Recently a lively discussion took place around the theme of “meeting purpose”. John argued that it may be interesting to distinguish between a “common” purpose and a “shared” purpose:
- “(…) A “common purpose” provides an anchor for the meeting that helps to give focus and direction.
- A “shared purpose” recognises that each individual interprets the purpose in slightly different ways AND that achieving the purpose will have slightly different consequences and implications for each individual. One consequence of this may be an exercise that looks like this:
- # What is our purpose [for this meeting]?
- # What does this purpose mean to each person in this meeting?
- # Do we want to refine the purpose [for this meeting]?
However, I do not think we would do this for every meeting. Only those that would benefit from such self-reflection.(…)
So what would those be?
I would not be too strict in classifying meeting types to find where (and where not) we should run these great diagnostic questions, I would rather use a taxonomy for the different parts of meetings and Nicolai Andler’s provides a very interesting conceptual scheme to separate the different stages of problem solving that can also be considered as parts of meetings.

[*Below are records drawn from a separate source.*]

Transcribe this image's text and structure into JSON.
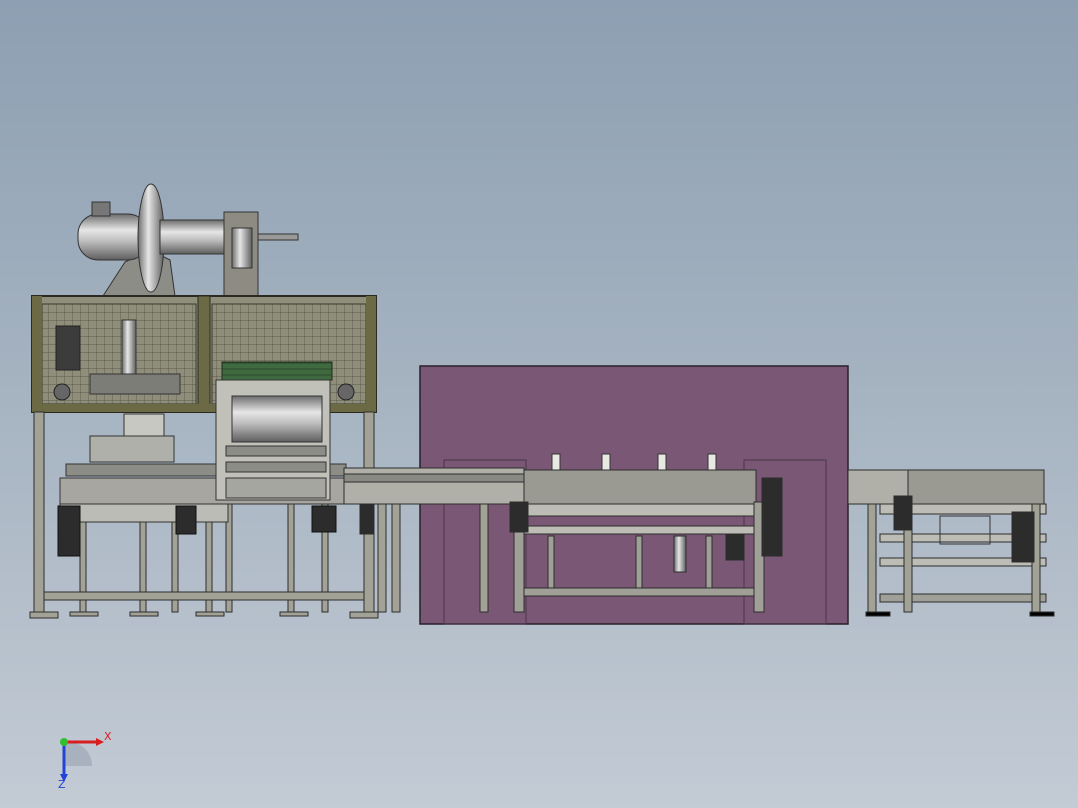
{
  "viewport": {
    "background_top": "#8d9fb2",
    "background_bottom": "#c3cbd5"
  },
  "model": {
    "frame_color": "#6e6d5f",
    "panel_color": "#7a5875",
    "steel_color": "#9a9a92",
    "guard_color": "#6c6a44"
  },
  "triad": {
    "x_label": "X",
    "z_label": "Z",
    "x_color": "#d81e1e",
    "y_color": "#2fbf2f",
    "z_color": "#2442d8"
  }
}
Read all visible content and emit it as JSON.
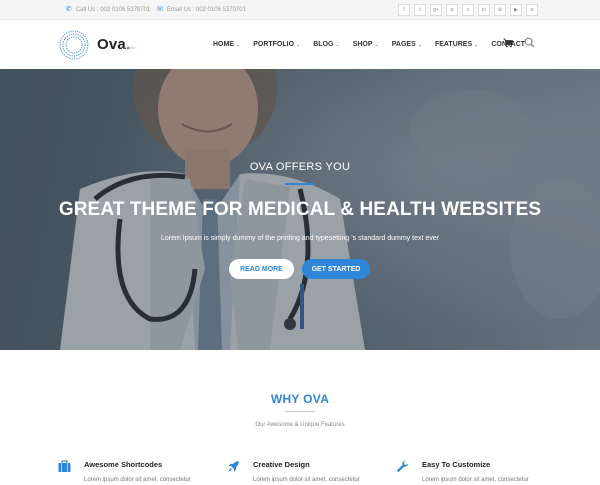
{
  "topbar": {
    "call": "Call Us : 002 0106 5370701",
    "email": "Email Us : 002 0106 5370701",
    "socials": [
      {
        "icon": "facebook-icon",
        "glyph": "f"
      },
      {
        "icon": "twitter-icon",
        "glyph": "t"
      },
      {
        "icon": "google-plus-icon",
        "glyph": "g+"
      },
      {
        "icon": "pinterest-icon",
        "glyph": "p"
      },
      {
        "icon": "vimeo-icon",
        "glyph": "v"
      },
      {
        "icon": "linkedin-icon",
        "glyph": "in"
      },
      {
        "icon": "dribbble-icon",
        "glyph": "⊕"
      },
      {
        "icon": "youtube-icon",
        "glyph": "▶"
      },
      {
        "icon": "rss-icon",
        "glyph": "≋"
      }
    ]
  },
  "header": {
    "logo_name": "Ova",
    "logo_dot": ".",
    "logo_tag": "Health",
    "nav": [
      {
        "label": "HOME",
        "dropdown": true
      },
      {
        "label": "PORTFOLIO",
        "dropdown": true
      },
      {
        "label": "BLOG",
        "dropdown": true
      },
      {
        "label": "SHOP",
        "dropdown": true
      },
      {
        "label": "PAGES",
        "dropdown": true
      },
      {
        "label": "FEATURES",
        "dropdown": true
      },
      {
        "label": "CONTACT",
        "dropdown": false
      }
    ]
  },
  "hero": {
    "subtitle": "OVA OFFERS YOU",
    "title": "GREAT THEME FOR MEDICAL & HEALTH WEBSITES",
    "description": "Lorem Ipsum is simply dummy of the printing and typesetting 's standard dummy text ever",
    "read_more": "READ MORE",
    "get_started": "GET STARTED"
  },
  "why": {
    "title": "WHY OVA",
    "subtitle": "Our Awesome & Unique Features",
    "features": [
      {
        "title": "Awesome Shortcodes",
        "text": "Lorem ipsum dolor sit amet, consectetur",
        "icon": "briefcase-icon"
      },
      {
        "title": "Creative Design",
        "text": "Lorem ipsum dolor sit amet, consectetur",
        "icon": "rocket-icon"
      },
      {
        "title": "Easy To Customize",
        "text": "Lorem ipsum dolor sit amet, consectetur",
        "icon": "wrench-icon"
      }
    ]
  },
  "colors": {
    "accent": "#2e86d9",
    "topbar_bg": "#f5f5f5",
    "hero_overlay": "#3b4a57"
  }
}
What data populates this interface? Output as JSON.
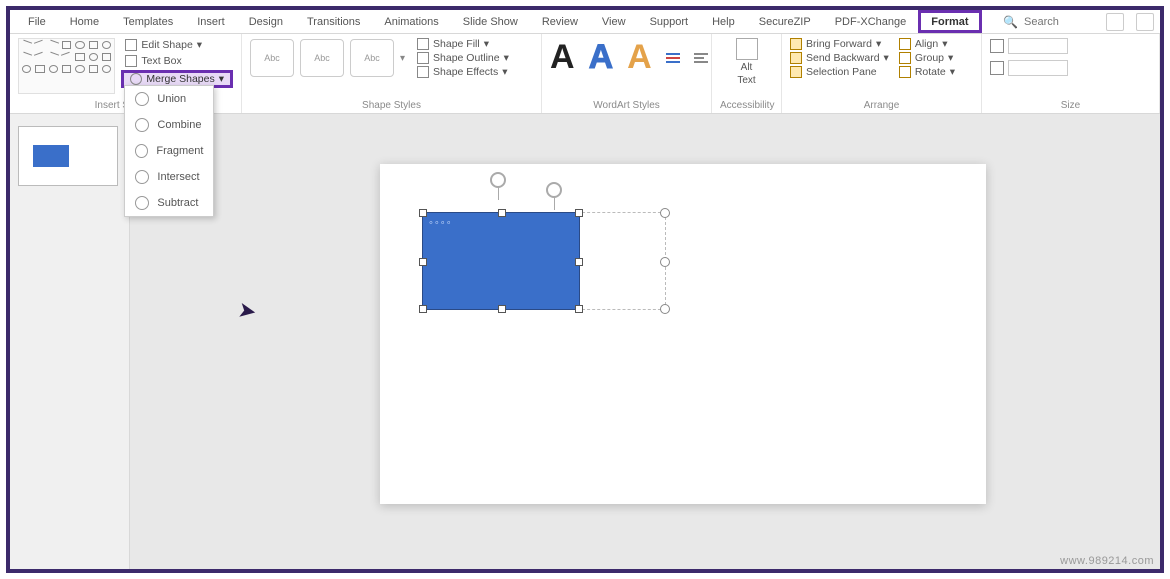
{
  "tabs": {
    "file": "File",
    "home": "Home",
    "templates": "Templates",
    "insert": "Insert",
    "design": "Design",
    "transitions": "Transitions",
    "animations": "Animations",
    "slideshow": "Slide Show",
    "review": "Review",
    "view": "View",
    "support": "Support",
    "help": "Help",
    "securezip": "SecureZIP",
    "pdfxchange": "PDF-XChange",
    "format": "Format"
  },
  "search": {
    "placeholder": "Search"
  },
  "ribbon": {
    "insert_shapes": {
      "label": "Insert Shapes",
      "edit_shape": "Edit Shape",
      "text_box": "Text Box",
      "merge_shapes": "Merge Shapes"
    },
    "merge_menu": {
      "union": "Union",
      "combine": "Combine",
      "fragment": "Fragment",
      "intersect": "Intersect",
      "subtract": "Subtract"
    },
    "shape_styles": {
      "label": "Shape Styles",
      "swatch": "Abc",
      "fill": "Shape Fill",
      "outline": "Shape Outline",
      "effects": "Shape Effects"
    },
    "wordart": {
      "label": "WordArt Styles",
      "letter": "A"
    },
    "accessibility": {
      "label": "Accessibility",
      "alt": "Alt",
      "text": "Text"
    },
    "arrange": {
      "label": "Arrange",
      "bring_forward": "Bring Forward",
      "send_backward": "Send Backward",
      "selection_pane": "Selection Pane",
      "align": "Align",
      "group": "Group",
      "rotate": "Rotate"
    },
    "size": {
      "label": "Size"
    }
  },
  "watermark": "www.989214.com"
}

|Meeting stage||Type of thinking||Common pitfalls|
|Diagnostic||Integrative||Being too broad to generate effective responses|
|Goal setting||Visionary and pragmatic||Lack of agreement between top management and operational level on realistic objectives|
|Analysis||Divergent thinking||Looking for the one correct answer|
|Decision-making||Convergent thinking||Allowing politics, ego and emotions rather than logic and sound judgement.|
According to Nicolai Andler, one has to be aware of the required type of thinking for the current problem-solving phase. So the diagnostic questions John suggests above should be made whenever the meeting reaches a convergent thinking stage. Expressing the perceptions of the purpose of the meeting each participant has can have a clarifying effect on the criteria that need to be adopted for decision-making to be less influenced by ego and emotions.
Under this perspective, we need tools that reveal the hidden informal elements of an organization so that personal emotional expectations and obstacles can be addressed. Soft Systems Methodology provides such as set of tools. It elicits the kind of questions about meeting purpose that are easily produced around the very nature of the activity we are examining as a group.
Clarity of purpose is fundamental to any collaboration. Whenever a meeting requires people to agree on doing something collectively it is even more important, however, that the purpose of the collaboration be widely understood and accepted by all the participants.
Soft Systems Methodology reveals the most important aspect of purpose. It reflects a shared or mutual vision that “binds” the various participants together.